Mesenchymal stem cells (MSCs) are the first type of stem cells to be utilized in clinical regenerative medicine. In addition to their capability of multipotent differentiation, MSCs show many other therapeutically advantageous features, such as easy acquisition, fast ex vivo expansion, the feasibility of autologous transplantation and a powerful paracrine function. More recently, the specific tumor-oriented migration and incorporation of MSCs have been demonstrated in various pre-clinical models, revealing the potential for MSCs to be used as ideal vectors for delivering anticancer agents. With the discovery of specific anticancer genes and the revelation of MSCs’ capacity of tumor-directed migration and incorporation, a new research field has been inspired with the aim of achieving efficient therapy for cancer using engineered MSCs. In the present review, following a general description of MSCs we describe the interactions of MSC with cancers and the dual-targeted anticancer potential of engineered MSCs. We also proposed a putative personalized strategy with anticancer gene-engineered MSCs to treat patients with cancers.
MSCs are a group of adult stem cells naturally found in the body. They were first identified in the stromal compartment of bone marrow by Friedenstein and colleagues in 1960s[2,3]. The exact nature and localization of MSCs in vivo remain poorly understood. In addition to bone marrow, MSCs have been shown to be present in a number of other adult and fetal tissues, including amniotic fluid, heart, skeletal muscle, adipose tissue, synovial tissue, pancreas, placenta, cord blood and circulating blood. It has been assumed that basically all organs containing connective tissue also contain MSCs[4]. Among adult stem cells, MSCs are the most studied and the best characterized stem cells. MSCs are primitive cells originating from the mesodermal germ layer and were classically described as giving rise to connective tissues, skeletal muscle cells, and cells of the vascular system. MSCs can differentiate into cells of the mesodermal lineage, such as bone, fat and cartilage cells, but they also have endodermic and neuroectodermic differentiation potential. Indeed, bone marrow-derived MSCs are a heterogeneous rather than homogeneous population[5]. As a result of their supposed capacity of self-renewal and differentiation, bone marrow-derived stromal cells were first considered as stem cells by Caplan and named MSCs[6], although there is some controversy regarding their nomenclature[7]. MSCs have generated considerable biomedical interest since their multilineage potential was first identified in 1999[8].

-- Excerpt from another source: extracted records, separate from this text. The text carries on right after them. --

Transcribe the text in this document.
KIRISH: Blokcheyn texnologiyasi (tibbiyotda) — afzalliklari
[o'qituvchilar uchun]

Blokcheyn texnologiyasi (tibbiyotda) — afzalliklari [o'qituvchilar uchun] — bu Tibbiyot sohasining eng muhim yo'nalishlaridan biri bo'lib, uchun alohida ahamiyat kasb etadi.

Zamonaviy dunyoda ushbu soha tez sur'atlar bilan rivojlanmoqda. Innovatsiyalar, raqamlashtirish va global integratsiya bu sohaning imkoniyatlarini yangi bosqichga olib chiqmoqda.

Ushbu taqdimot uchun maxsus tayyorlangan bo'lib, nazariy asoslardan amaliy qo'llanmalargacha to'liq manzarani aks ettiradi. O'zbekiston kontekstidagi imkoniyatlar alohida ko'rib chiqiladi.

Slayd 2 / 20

Owing to their easy acquisition, fast ex vivo expansion, and the feasibility of autologous transplantation, MSCs became the first type of stem cells to be utilized in the clinical regenerative medicine. MSCs can differentiate to several cell types and produce important growth factors and cytokines. They may provide important cues for cell survival in damaged tissues, with or without direct participation in long-term tissue repair[9]. MSCs also have the ability to modify the response of immune cells and are thereby associated with immune-related disorders, especially autoimmune diseases[10,11]. More detailed information on their characterization, tissue distribution and therapeutic potential is described in recent reviews[7,12].

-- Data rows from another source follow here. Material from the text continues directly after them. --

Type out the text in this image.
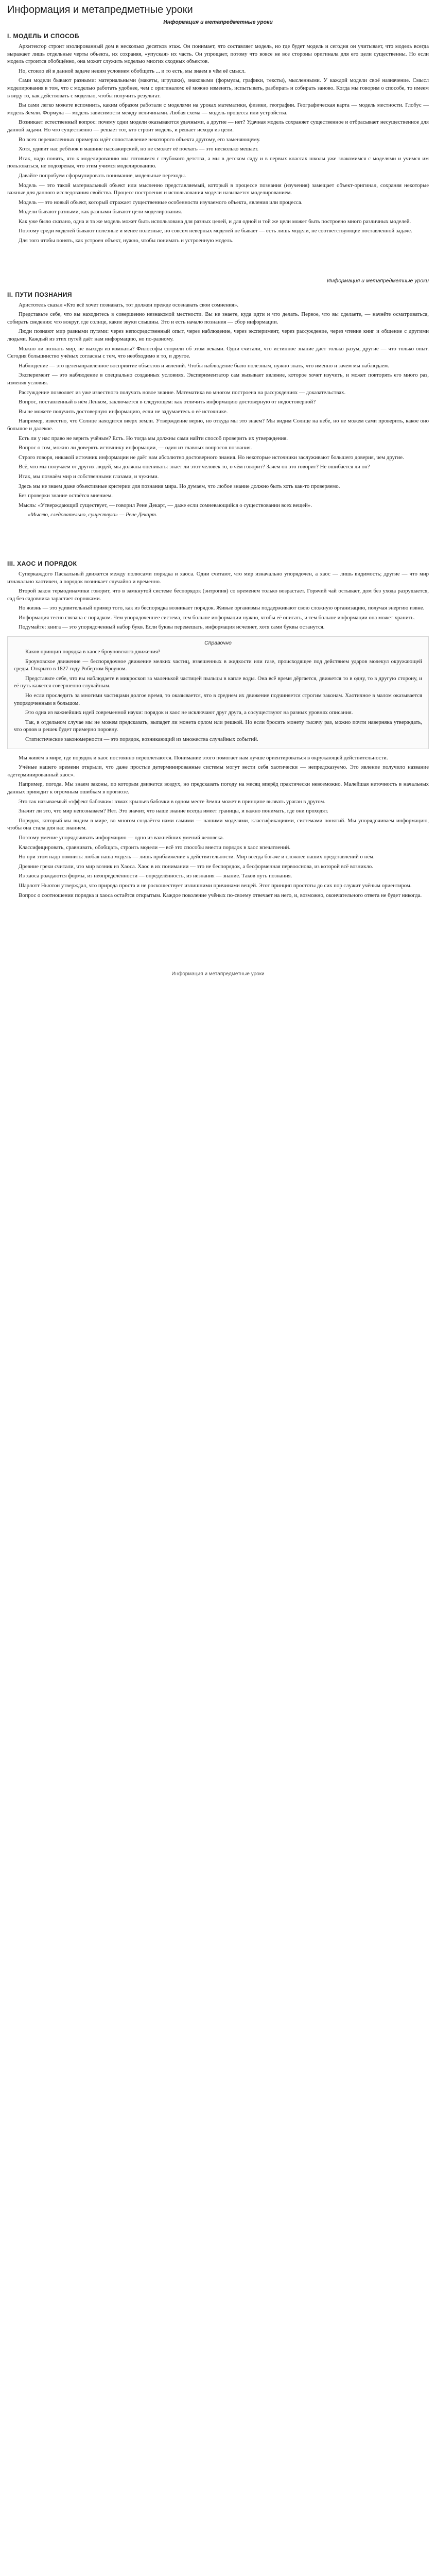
Информация и метапредметные уроки
Информация и метапредметные уроки
I. МОДЕЛЬ И СПОСОБ

Архитектор строит изолированный дом в несколько десятков этаж. Он понимает, что составляет модель, но где будет модель и сегодня он учитывает, что модель всегда выражает лишь отдельные черты объекта, их сохраняя, «упуская» их часть. Он упрощает, потому что вовсе не все стороны оригинала для его цели существенны. Но если модель строится обобщённо, она может служить моделью многих сходных объектов.

Но, стоило ей в данной задаче неким условием обобщить ... и то есть, мы знаем в чём её смысл.

Сами модели бывают разными: материальными (макеты, игрушки), знаковыми (формулы, графики, тексты), мысленными. У каждой модели своё назначение. Смысл моделирования в том, что с моделью работать удобнее, чем с оригиналом: её можно изменять, испытывать, разбирать и собирать заново. Когда мы говорим о способе, то имеем в виду то, как действовать с моделью, чтобы получить результат.

Вы сами легко можете вспомнить, каким образом работали с моделями на уроках математики, физики, географии. Географическая карта — модель местности. Глобус — модель Земли. Формула — модель зависимости между величинами. Любая схема — модель процесса или устройства.

Возникает естественный вопрос: почему одни модели оказываются удачными, а другие — нет? Удачная модель сохраняет существенное и отбрасывает несущественное для данной задачи. Но что существенно — решает тот, кто строит модель, и решает исходя из цели.

Во всех перечисленных примерах идёт сопоставление некоторого объекта другому, его заменяющему.

Хотя, удивит нас ребёнок в машине пассажирский, но не сможет её поехать — это несколько мешает.

Итак, надо понять, что к моделированию мы готовимся с глубокого детства, а мы в детском саду и в первых классах школы уже знакомимся с моделями и учимся им пользоваться, не подозревая, что этим учимся моделированию.

Давайте попробуем сформулировать понимание, модельные переходы.

Модель — это такой материальный объект или мысленно представляемый, который в процессе познания (изучения) замещает объект-оригинал, сохраняя некоторые важные для данного исследования свойства. Процесс построения и использования модели называется моделированием.

Модель — это новый объект, который отражает существенные особенности изучаемого объекта, явления или процесса.

Модели бывают разными, как разными бывают цели моделирования.

Как уже было сказано, одна и та же модель может быть использована для разных целей, и для одной и той же цели может быть построено много различных моделей.

Поэтому среди моделей бывают полезные и менее полезные, но совсем неверных моделей не бывает — есть лишь модели, не соответствующие поставленной задаче.

Для того чтобы понять, как устроен объект, нужно, чтобы понимать и устроенную модель.

Информация и метапредметные уроки
II. ПУТИ ПОЗНАНИЯ

Аристотель сказал «Кто всё хочет познавать, тот должен прежде осознавать свои сомнения».

Представьте себе, что вы находитесь в совершенно незнакомой местности. Вы не знаете, куда идти и что делать. Первое, что вы сделаете, — начнёте осматриваться, собирать сведения: что вокруг, где солнце, какие звуки слышны. Это и есть начало познания — сбор информации.

Люди познают мир разными путями: через непосредственный опыт, через наблюдение, через эксперимент, через рассуждение, через чтение книг и общение с другими людьми. Каждый из этих путей даёт нам информацию, но по-разному.

Можно ли познать мир, не выходя из комнаты? Философы спорили об этом веками. Одни считали, что истинное знание даёт только разум, другие — что только опыт. Сегодня большинство учёных согласны с тем, что необходимо и то, и другое.

Наблюдение — это целенаправленное восприятие объектов и явлений. Чтобы наблюдение было полезным, нужно знать, что именно и зачем мы наблюдаем.

Эксперимент — это наблюдение в специально созданных условиях. Экспериментатор сам вызывает явление, которое хочет изучить, и может повторять его много раз, изменяя условия.

Рассуждение позволяет из уже известного получать новое знание. Математика во многом построена на рассуждениях — доказательствах.

Вопрос, поставленный в нём Лёнком, заключается в следующем: как отличить информацию достоверную от недостоверной?

Вы не можете получить достоверную информацию, если не задумаетесь о её источнике.

Например, известно, что Солнце находится вверх земли. Утверждение верно, но откуда мы это знаем? Мы видим Солнце на небе, но не можем сами проверить, какое оно большое и далекое.

Есть ли у нас право не верить учёным? Есть. Но тогда мы должны сами найти способ проверить их утверждения.

Вопрос о том, можно ли доверять источнику информации, — один из главных вопросов познания.

Строго говоря, никакой источник информации не даёт нам абсолютно достоверного знания. Но некоторые источники заслуживают большего доверия, чем другие.

Всё, что мы получаем от других людей, мы должны оценивать: знает ли этот человек то, о чём говорит? Зачем он это говорит? Не ошибается ли он?

Итак, мы познаём мир и собственными глазами, и чужими.

Здесь мы не знаем даже объективные критерии для познания мира. Но думаем, что любое знание должно быть хоть как-то проверяемо.

Без проверки знание остаётся мнением.

Мысль: «Утверждающий существует, — говорил Рене Декарт, — даже если сомневающийся о существовании всех вещей».

«Мыслю, следовательно, существую» — Рене Декарт.
III. ХАОС И ПОРЯДОК

Суперкаждого Паскальный движется между полюсами порядка и хаоса. Одни считают, что мир изначально упорядочен, а хаос — лишь видимость; другие — что мир изначально хаотичен, а порядок возникает случайно и временно.

Второй закон термодинамики говорит, что в замкнутой системе беспорядок (энтропия) со временем только возрастает. Горячий чай остывает, дом без ухода разрушается, сад без садовника зарастает сорняками.

Но жизнь — это удивительный пример того, как из беспорядка возникает порядок. Живые организмы поддерживают свою сложную организацию, получая энергию извне.

Информация тесно связана с порядком. Чем упорядоченнее система, тем больше информации нужно, чтобы её описать, и тем больше информации она может хранить.

Подумайте: книга — это упорядоченный набор букв. Если буквы перемешать, информация исчезнет, хотя сами буквы останутся.

Справочно

Каков принцип порядка в хаосе броуновского движения?

Броуновское движение — беспорядочное движение мелких частиц, взвешенных в жидкости или газе, происходящее под действием ударов молекул окружающей среды. Открыто в 1827 году Робертом Броуном.

Представьте себе, что вы наблюдаете в микроскоп за маленькой частицей пыльцы в капле воды. Она всё время дёргается, движется то в одну, то в другую сторону, и её путь кажется совершенно случайным.

Но если проследить за многими частицами долгое время, то оказывается, что в среднем их движение подчиняется строгим законам. Хаотичное в малом оказывается упорядоченным в большом.

Это одна из важнейших идей современной науки: порядок и хаос не исключают друг друга, а сосуществуют на разных уровнях описания.

Так, в отдельном случае мы не можем предсказать, выпадет ли монета орлом или решкой. Но если бросить монету тысячу раз, можно почти наверняка утверждать, что орлов и решек будет примерно поровну.

Статистические закономерности — это порядок, возникающий из множества случайных событий.

Мы живём в мире, где порядок и хаос постоянно переплетаются. Понимание этого помогает нам лучше ориентироваться в окружающей действительности.

Учёные нашего времени открыли, что даже простые детерминированные системы могут вести себя хаотически — непредсказуемо. Это явление получило название «детерминированный хаос».

Например, погода. Мы знаем законы, по которым движется воздух, но предсказать погоду на месяц вперёд практически невозможно. Малейшая неточность в начальных данных приводит к огромным ошибкам в прогнозе.

Это так называемый «эффект бабочки»: взмах крыльев бабочки в одном месте Земли может в принципе вызвать ураган в другом.

Значит ли это, что мир непознаваем? Нет. Это значит, что наше знание всегда имеет границы, и важно понимать, где они проходят.

Порядок, который мы видим в мире, во многом создаётся нами самими — нашими моделями, классификациями, системами понятий. Мы упорядочиваем информацию, чтобы она стала для нас знанием.

Поэтому умение упорядочивать информацию — одно из важнейших умений человека.

Классифицировать, сравнивать, обобщать, строить модели — всё это способы внести порядок в хаос впечатлений.

Но при этом надо помнить: любая наша модель — лишь приближение к действительности. Мир всегда богаче и сложнее наших представлений о нём.

Древние греки считали, что мир возник из Хаоса. Хаос в их понимании — это не беспорядок, а бесформенная первооснова, из которой всё возникло.

Из хаоса рождаются формы, из неопределённости — определённость, из незнания — знание. Таков путь познания.

Шарлотт Ньютон утверждал, что природа проста и не роскошествует излишними причинами вещей. Этот принцип простоты до сих пор служит учёным ориентиром.

Вопрос о соотношении порядка и хаоса остаётся открытым. Каждое поколение учёных по-своему отвечает на него, и, возможно, окончательного ответа не будет никогда.

Информация и метапредметные уроки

Recently, the specific tumor-oriented migration and incorporation of MSCs have been demonstrated in various pre-clinical models, demonstrating the potential for MSCs to be used as ideal carriers for anticancer agents[13]. In addition to bone marrow-derived MSCs cells obtained from other tissues, such as adipose tissue, can also be potentially used as anticancer gene vehicles for cancer therapy[14,15]. As discussed in the following section, MSCs possess both pro- and anti-cancer properties[16]. It is not an overstatement to describe MSCs as a “double-edged sword” in their interaction with tumors. However, if MSCs are suitably engineered with anticancer genes they could be employed as a valuable “single-edged sword” against cancers.
The first evidence of the tropism of MSCs to tumors was demonstrated by implantation of rat MSCs into rats bearing syngeneic gliomas[17]. Since then, an increasing number of studies have verified MSC tropism toward primary and metastatic tumor locations. Tumors can be characterized as “wounds that never heal”, serving as a continuous source of cytokines, chemokines and other inflammatory mediators[18]. These signals are capable of recruiting respondent cell types including MSCs. Tumor-directed migration and incorporation of MSCs were evidenced in a number of pre-clinical studies in vitro using transwell migration assays and in vivo using animal tumor models. The homing capacity of MSCs has been demonstrated with almost all tested human cancer cell lines, such as lung cancer[19], malignant glioma[20-22], Kaposi’s sarcoma[23], breast cancer[24,25], colon carcinoma[26], pancreatic cancer[27,28], melanoma[29] and ovarian cancer[24]. High frequency of MSC migration and incorporation was observed in in vitro co-culture and in vivo xenograft tumors respectively. These findings were consistent, independent of tumor type, immuno-competence, and the route of MSC delivery. The tropism of MSCs for tumor microenvironment is obvious, but the molecular mechanisms underlying the tumor-directed migration of MSCs have not been fully elucidated. The preconditions for this phenomenon are the production of chemo-attractant molecules from tumor tissue and the expression of corresponding receptors in MSCs[12]. The complex multistep process by which leukocytes migrate to peripheral sites of inflammation has been proposed as a paradigm. The possible pathways and prospective models have been summarized in recent reviews[7,13,30].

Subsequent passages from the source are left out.